Feature Analysis Visualizers¶

Feature analysis visualizers are designed to visualize instances in data space in order to detect features or targets that might impact downstream fitting. Because ML operates on high-dimensional data sets (usually at least 35), the visualizers focus on aggregation, optimization, and other techniques to give overviews of the data. It is our intent that the steering process will allow the data scientist to zoom and filter and explore the relationships between their instances and between dimensions.

At the moment we have five feature analysis visualizers implemented:

Rank Features: rank single and pairs of features to detect covariance
RadViz Visualizer: plot data points along axes ordered around a circle to detect separability
Parallel Coordinates: plot instances as lines along vertical axes to detect classes or clusters
PCA Projection: project higher dimensions into a visual space using PCA
Direct Data Visualization: plot instances by selecting subsets of features

Feature analysis visualizers implement the Transformer API from Scikit-Learn, meaning they can be used as intermediate transform steps in a Pipeline (particularly a VisualPipeline). They are instantiated in the same way, and then fit and transform are called on them, which draws the instances correctly. Finally poof or show is called which displays the image.

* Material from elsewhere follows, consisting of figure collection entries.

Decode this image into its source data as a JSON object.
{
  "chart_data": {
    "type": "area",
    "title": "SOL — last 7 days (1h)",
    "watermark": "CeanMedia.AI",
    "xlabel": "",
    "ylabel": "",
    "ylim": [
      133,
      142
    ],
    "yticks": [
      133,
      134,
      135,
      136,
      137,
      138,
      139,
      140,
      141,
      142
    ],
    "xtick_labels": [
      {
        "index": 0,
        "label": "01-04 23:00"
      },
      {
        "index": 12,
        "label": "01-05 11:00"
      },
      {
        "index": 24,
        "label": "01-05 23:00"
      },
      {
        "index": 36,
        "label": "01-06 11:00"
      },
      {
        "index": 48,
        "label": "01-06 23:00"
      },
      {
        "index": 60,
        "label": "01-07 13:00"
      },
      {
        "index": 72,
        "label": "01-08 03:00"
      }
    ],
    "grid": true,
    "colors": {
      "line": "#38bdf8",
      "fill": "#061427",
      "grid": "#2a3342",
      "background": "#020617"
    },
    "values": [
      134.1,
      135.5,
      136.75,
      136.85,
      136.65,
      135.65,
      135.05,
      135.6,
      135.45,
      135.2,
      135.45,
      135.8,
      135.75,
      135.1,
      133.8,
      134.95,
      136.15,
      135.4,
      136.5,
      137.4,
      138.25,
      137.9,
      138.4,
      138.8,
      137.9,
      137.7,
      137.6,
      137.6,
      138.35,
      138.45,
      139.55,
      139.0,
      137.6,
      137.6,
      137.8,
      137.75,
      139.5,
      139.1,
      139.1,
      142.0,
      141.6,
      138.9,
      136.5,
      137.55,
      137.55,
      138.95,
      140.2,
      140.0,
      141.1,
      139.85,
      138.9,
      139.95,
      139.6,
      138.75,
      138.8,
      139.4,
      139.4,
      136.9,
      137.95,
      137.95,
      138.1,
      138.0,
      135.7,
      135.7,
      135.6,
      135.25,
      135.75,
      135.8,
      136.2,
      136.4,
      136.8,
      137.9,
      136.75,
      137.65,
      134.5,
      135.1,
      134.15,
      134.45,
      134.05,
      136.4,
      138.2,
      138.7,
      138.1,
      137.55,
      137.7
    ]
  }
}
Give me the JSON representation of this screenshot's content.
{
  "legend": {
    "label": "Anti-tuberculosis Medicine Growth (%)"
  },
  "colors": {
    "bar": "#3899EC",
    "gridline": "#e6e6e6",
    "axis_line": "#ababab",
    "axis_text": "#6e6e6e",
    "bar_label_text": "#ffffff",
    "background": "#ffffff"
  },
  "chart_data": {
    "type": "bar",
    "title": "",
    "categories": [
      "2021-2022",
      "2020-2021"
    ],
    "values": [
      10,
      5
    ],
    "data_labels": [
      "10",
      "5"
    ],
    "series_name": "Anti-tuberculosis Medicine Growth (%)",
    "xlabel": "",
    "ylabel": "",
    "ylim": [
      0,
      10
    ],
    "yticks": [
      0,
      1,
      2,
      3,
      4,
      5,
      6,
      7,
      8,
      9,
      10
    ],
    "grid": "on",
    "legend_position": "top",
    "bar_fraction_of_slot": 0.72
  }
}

# Feature Analysis Imports
# NOTE that all these are available for import directly from the `yellowbrick.features` module
from yellowbrick.features.rankd import Rank1D, Rank2D
from yellowbrick.features.radviz import RadViz
from yellowbrick.features.pcoords import ParallelCoordinates
from yellowbrick.features.jointplot import JointPlotVisualizer
from yellowbrick.features.pca import PCADecomposition
from yellowbrick.features.scatter import ScatterVisualizer